The revision is among a series of thoughtfully scripted changes introduced for the millennial production of the Oberammergau Passion play, acted roughly every decade since 1634. Many of the story's most ardent critics now declare this version a milestone in decades-long efforts to expunge negative images of Jews.

"I can say positively that it is a turning point," said Irving Levine, an interfaith expert for the American Jewish Committee, which has been working with the Anti-Defamation League since the 1960s to remove Jewish stereotypes from the Oberammergau play.

Jesus' Jewishness is emphasized for the first time in this play about the last five days of his life. He is called "rabbi" and gives a Hebrew blessing at the Last Supper, depicted as a Passover seder held around a menorah.
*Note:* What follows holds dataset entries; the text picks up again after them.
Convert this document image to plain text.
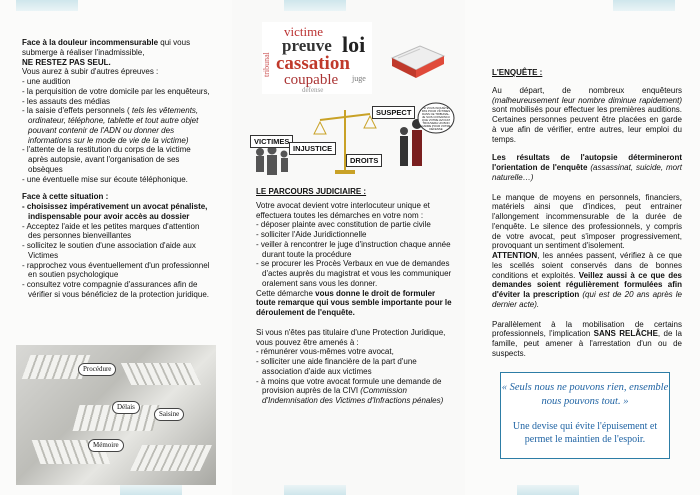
Face à la douleur incommensurable qui vous submerge à réaliser l'inadmissible,

NE RESTEZ PAS SEUL.

Vous aurez à subir d'autres épreuves :

- une audition
- la perquisition de votre domicile par les enquêteurs,
- les assauts des médias
- la saisie d'effets personnels ( tels les vêtements, ordinateur, téléphone, tablette et tout autre objet pouvant contenir de l'ADN ou donner des informations sur le mode de vie de la victime)
- l'attente de la restitution du corps de la victime après autopsie, avant l'organisation de ses obsèques
- une éventuelle mise sur écoute téléphonique.

Face à cette situation :

- choisissez impérativement un avocat pénaliste, indispensable pour avoir accès au dossier
- Acceptez l'aide et les petites marques d'attention des personnes bienveillantes
- sollicitez le soutien d'une association d'aide aux Victimes
- rapprochez vous éventuellement d'un professionnel en soutien psychologique
- consultez votre compagnie d'assurances afin de vérifier si vous bénéficiez de la protection juridique.
Procédure
Délais
Saisine
Mémoire
victime
preuve loi
cassation
coupable
tribunal
juge
défense
VICTIMES
INJUSTICE
DROITS
SUSPECT	SI VOUS INQUIÈTE PAS POUR VICTIMES DANS CE TRIBUNAL. JE SUIS CONVAINCU QUE VOTRE AVOCAT TROUVERA UN BON CADRE POUR VOTRE DÉFENSE

LE PARCOURS JUDICIAIRE :

Votre avocat devient votre interlocuteur unique et effectuera toutes les démarches en votre nom :

- déposer plainte avec constitution de partie civile
- solliciter l'Aide Juridictionnelle
- veiller à rencontrer le juge d'instruction chaque année durant toute la procédure
- se procurer les Procès Verbaux en vue de demandes d'actes auprès du magistrat et vous les communiquer oralement sans vous les donner.

Cette démarche vous donne le droit de formuler toute remarque qui vous semble importante pour le déroulement de l'enquête.

Si vous n'êtes pas titulaire d'une Protection Juridique, vous pouvez être amenés à :

- rémunérer vous-mêmes votre avocat,
- solliciter une aide financière de la part d'une association d'aide aux victimes
- à moins que votre avocat formule une demande de provision auprès de la CIVI (Commission d'Indemnisation des Victimes d'Infractions pénales)

L'ENQUÊTE :

Au départ, de nombreux enquêteurs (malheureusement leur nombre diminue rapidement) sont mobilisés pour effectuer les premières auditions. Certaines personnes peuvent être placées en garde à vue afin de vérifier, entre autres, leur emploi du temps.

Les résultats de l'autopsie détermineront l'orientation de l'enquête (assassinat, suicide, mort naturelle…)

Le manque de moyens en personnels, financiers, matériels ainsi que d'indices, peut entrainer l'allongement incommensurable de la durée de l'enquête. Le silence des professionnels, y compris de votre avocat, peut s'imposer progressivement, provoquant un sentiment d'isolement.

ATTENTION, les années passent, vérifiez à ce que les scellés soient conservés dans de bonnes conditions et exploités. Veillez aussi à ce que des demandes soient régulièrement formulées afin d'éviter la prescription (qui est de 20 ans après le dernier acte).

Parallèlement à la mobilisation de certains professionnels, l'implication SANS RELÂCHE, de la famille, peut amener à l'arrestation d'un ou de suspects.

« Seuls nous ne pouvons rien, ensemble nous pouvons tout. »

Une devise qui évite l'épuisement et permet le maintien de l'espoir.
Most important, the blood oath that assigned Jews collective guilt for Jesus' death was removed.

"I've been working on it for 23 years. They have made huge progress," said Leonard Swidler, a professor of Catholic theology at Temple University who has worked to recommend changes. "Academics can always argue about anything, but I see no substantive difficulties at all."

The question of how Jews are depicted at Oberammergau, the oldest continually acted Passion play in Europe, has been an issue since the Second Vatican Council in the 1960s reversed nearly 2,000 years of church teachings about the collective responsibility of the Jews for Jesus' death.

"Oberammergau is the battleground for these issues," said James Shapiro, a director of the theater program at Columbia University in New York who has written a new history of Oberammergau.

"One reason is there's some leverage that can be brought on the village after Vatican II. And two, it's Germany. There's both some increased sensitivity and enormous sense of responsibility for death with Jewish questions."

Acted against an idyllic Alpine backdrop, the Oberammergau Passion play so perfectly served Adolf Hitler's ends that he praised it as a tool "that convincingly portrayed the menace of Jewry" after seeing a 300th anniversary staging in 1934.

The most virulent stereotype perpetuated in the Passion story, predating Oberammergau, is the notion of Jewish collective guilt for Jesus' death -- often seen as a primary source of anti-Semitic thought through the centuries. In 15th-century Frankfurt, city officials protected the Jewish ghetto during performances.